It’s a fine line.
A line that often times get’s blurred a line that at times we push. What line am I talking about? Well, that line would be the fine and oh, so thin line between fun and over doing it. At times the line is so thin I don’t even realize we have crossed it until it is too late. Then I am left asking myself “did I miss it??? .. were there signs??” This is where I am conflicted. You see, when Bubba is down or we know it has been a hard week for him, there is usually one solution. That would be Disney, of course! So, I know that Disney would be a wonderful boost to his spirit but I also know that at times it can be brutal on his sweet little body. Now, do you see where my dilemma of a fine line comes in? Yesterday Hubs had that day off from work and he has been so busy that he hasn’t seen the kids much at all lately. You can sure tell that it has gotten Bubba down. He misses his Daddy when he is unable to be around all of the time. So we decided to pull the kids out of school a little early and forgo Regan’s violin lesson for the day to PLAY. Where else is there to go in this family but Disneyland?? I mean come on you knew it was coming. I was excited for many reasons. First off, we NEEDED some family time. Secondly I got a new toy I wanted to play with (Nikon D7000). Disney is the perfect place to test your skills because you are constantly needing to change your ISO, aperture, and F stop with each new ride, element, lighting change. We picked the kids up and we were off…..
We started the afternoon off with a favorite.... BUZZ :)
The wonderful thing aboug having Daddy is
that he will go on rides that Mommy will not.
Like the rockets....
It is seriously a two person job getting Bubba in and out of the rocket.
Then it was off to Small World, another fave.
Ok, so some of you might be grossed out by the drool
and that I don't edit it out BUT I say the longer the drool
the more fun we are having!!! wink! :)
I LOVE her hazel eyes... I think they look different
in almost every picture I take of her.
(depending on outfit and back ground)
Daddy and Bubba went on a rollercoaster!
Then it was time for the Jungle Cruise....
See that happy face... Well, it didn't take
long for that smile to turn into .....
a very tired little boy. :(
We just thought he was tired BUT
that was not the case.
I walked away for a second to buy cotton candy.
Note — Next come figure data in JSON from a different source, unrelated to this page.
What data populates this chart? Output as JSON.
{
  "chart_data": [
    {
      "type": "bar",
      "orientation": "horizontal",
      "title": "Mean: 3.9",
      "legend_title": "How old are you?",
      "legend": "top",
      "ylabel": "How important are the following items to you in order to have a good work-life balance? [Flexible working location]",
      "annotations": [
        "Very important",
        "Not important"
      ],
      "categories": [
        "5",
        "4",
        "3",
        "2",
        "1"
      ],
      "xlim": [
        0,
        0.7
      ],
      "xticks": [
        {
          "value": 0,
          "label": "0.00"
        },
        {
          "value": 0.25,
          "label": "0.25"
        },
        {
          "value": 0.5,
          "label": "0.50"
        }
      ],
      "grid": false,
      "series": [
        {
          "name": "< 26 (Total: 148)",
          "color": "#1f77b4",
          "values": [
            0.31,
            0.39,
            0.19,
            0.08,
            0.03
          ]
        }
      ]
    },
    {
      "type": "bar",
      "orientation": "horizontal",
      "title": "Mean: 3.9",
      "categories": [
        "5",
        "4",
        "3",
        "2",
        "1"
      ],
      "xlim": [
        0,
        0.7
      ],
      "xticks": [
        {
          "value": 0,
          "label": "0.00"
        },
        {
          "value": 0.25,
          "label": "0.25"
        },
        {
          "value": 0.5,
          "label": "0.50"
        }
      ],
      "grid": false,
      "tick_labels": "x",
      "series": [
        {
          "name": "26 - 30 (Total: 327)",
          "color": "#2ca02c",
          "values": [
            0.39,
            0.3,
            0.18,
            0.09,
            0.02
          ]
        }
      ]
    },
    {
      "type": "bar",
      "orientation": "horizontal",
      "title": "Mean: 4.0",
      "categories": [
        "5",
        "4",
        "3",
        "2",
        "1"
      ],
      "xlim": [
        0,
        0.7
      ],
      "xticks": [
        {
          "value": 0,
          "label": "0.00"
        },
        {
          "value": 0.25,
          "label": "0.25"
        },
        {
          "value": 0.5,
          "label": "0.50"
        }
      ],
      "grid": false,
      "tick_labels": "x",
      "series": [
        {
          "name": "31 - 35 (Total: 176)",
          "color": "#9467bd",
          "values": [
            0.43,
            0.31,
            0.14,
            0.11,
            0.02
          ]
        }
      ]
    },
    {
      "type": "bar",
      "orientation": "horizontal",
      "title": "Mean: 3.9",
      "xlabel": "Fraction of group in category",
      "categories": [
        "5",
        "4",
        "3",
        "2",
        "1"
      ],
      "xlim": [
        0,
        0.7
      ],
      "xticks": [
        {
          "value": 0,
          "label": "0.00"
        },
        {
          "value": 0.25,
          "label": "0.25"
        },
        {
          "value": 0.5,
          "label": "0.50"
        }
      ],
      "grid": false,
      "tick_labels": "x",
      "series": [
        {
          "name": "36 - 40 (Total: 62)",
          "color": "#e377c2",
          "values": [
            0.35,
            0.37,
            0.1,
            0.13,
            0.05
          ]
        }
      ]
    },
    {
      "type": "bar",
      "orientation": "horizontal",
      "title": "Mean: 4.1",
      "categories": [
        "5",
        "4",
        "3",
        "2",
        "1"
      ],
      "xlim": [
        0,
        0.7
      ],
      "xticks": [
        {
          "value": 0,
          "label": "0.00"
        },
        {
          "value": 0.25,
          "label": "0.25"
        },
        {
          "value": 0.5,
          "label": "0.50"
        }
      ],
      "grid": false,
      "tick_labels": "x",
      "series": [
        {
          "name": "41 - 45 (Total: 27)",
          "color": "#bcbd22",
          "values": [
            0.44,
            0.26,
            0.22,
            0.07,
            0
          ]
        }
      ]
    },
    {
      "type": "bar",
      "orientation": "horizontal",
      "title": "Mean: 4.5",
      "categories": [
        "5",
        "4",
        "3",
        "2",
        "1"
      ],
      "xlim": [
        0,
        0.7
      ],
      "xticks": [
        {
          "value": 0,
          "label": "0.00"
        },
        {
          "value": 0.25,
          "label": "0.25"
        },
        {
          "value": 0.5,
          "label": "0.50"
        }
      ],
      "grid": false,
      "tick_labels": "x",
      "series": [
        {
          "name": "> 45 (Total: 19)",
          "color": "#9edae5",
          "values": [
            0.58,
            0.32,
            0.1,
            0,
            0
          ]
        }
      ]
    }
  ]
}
I walked back to find that Bubba had thrown up all over himself.Yes, seizures, right there in the middle of main street. We pulled off to the side and cleaned him up,
Daddy carried him to the tram. I sat in the back of the van holding his head up, cleaning up the vomit, and making sure he didn't choke. Regan cried as I used her shirt from school to catch the vomit. The line was crossed, we pushed it just a little to far. It is one of the hardest things as Bubba's Mommy that I am faced with, the fine balance of making him happy but not pushing it past the point of no return. We have always been told quality rather than quantity. How do I know how to balance the quality??? It is a hard one. Well, we made it home, I gave him an injection of valium, and he got LOTS of cuddles. Today he stayed home from school with Mommy to recover, we cuddled a TON. My heart breaks each time our fun family outings turn into pain filled nights.
BUT
at least we did get some fun moments together before the storm hit.
6 comments:
Don't be hard on yourself, I think all moms face this challenge. I'm sorry it is such a detriment to Bubba's health when he overdoes it though.
Your children are just beautiful!! And y'all always look like y'all always have fun!! Lucky...I wish I could be a kid again! ;)
I don't know bow you do it! You really are a warrior mom.
You know what? I'm praying for the right thing to say and I am praying that you hear my heart because I love you guys.
What if this had all happened no matter where you were or what you had done that day? I'm so glad you got those moments of happy family time. And I'm praying that God continues to give you that divine wisdom in making decisions... if He had told you "no" to Disney, I'm sure you wouldn't have gone.
I'm thankful for your quality time spent. And praying for relief and rest and healing for your boy.
(I'm thankful that he enjoyed the tarnation out of your day before that! :)
Ah, bless your heart! I'm so sorry it ended like that. But I am so impressed that you try. I find it very difficult to take the boys out. Mostly Derick. I never know when he'll have a melt-down. I so admire your determination.
I agree with Rachel. That ending could have happened with any happy start in any venue. You were doing something to make Bubba happy and you know how happy he is at Disneyland. The pictures show his delight at being there, so don't be hard on yourself. Everyone knows you gave Bubba that day out of sheer adoration for him and a wish that he could have a fun time, in the place he loves best, with daddy included. I'm sorry it had to end unhappily for him and with you feeling some regret for not cutting it shorter. My guess is that he'll still want to go back to Disneyland at the first opportunity available. You're both in my prayers.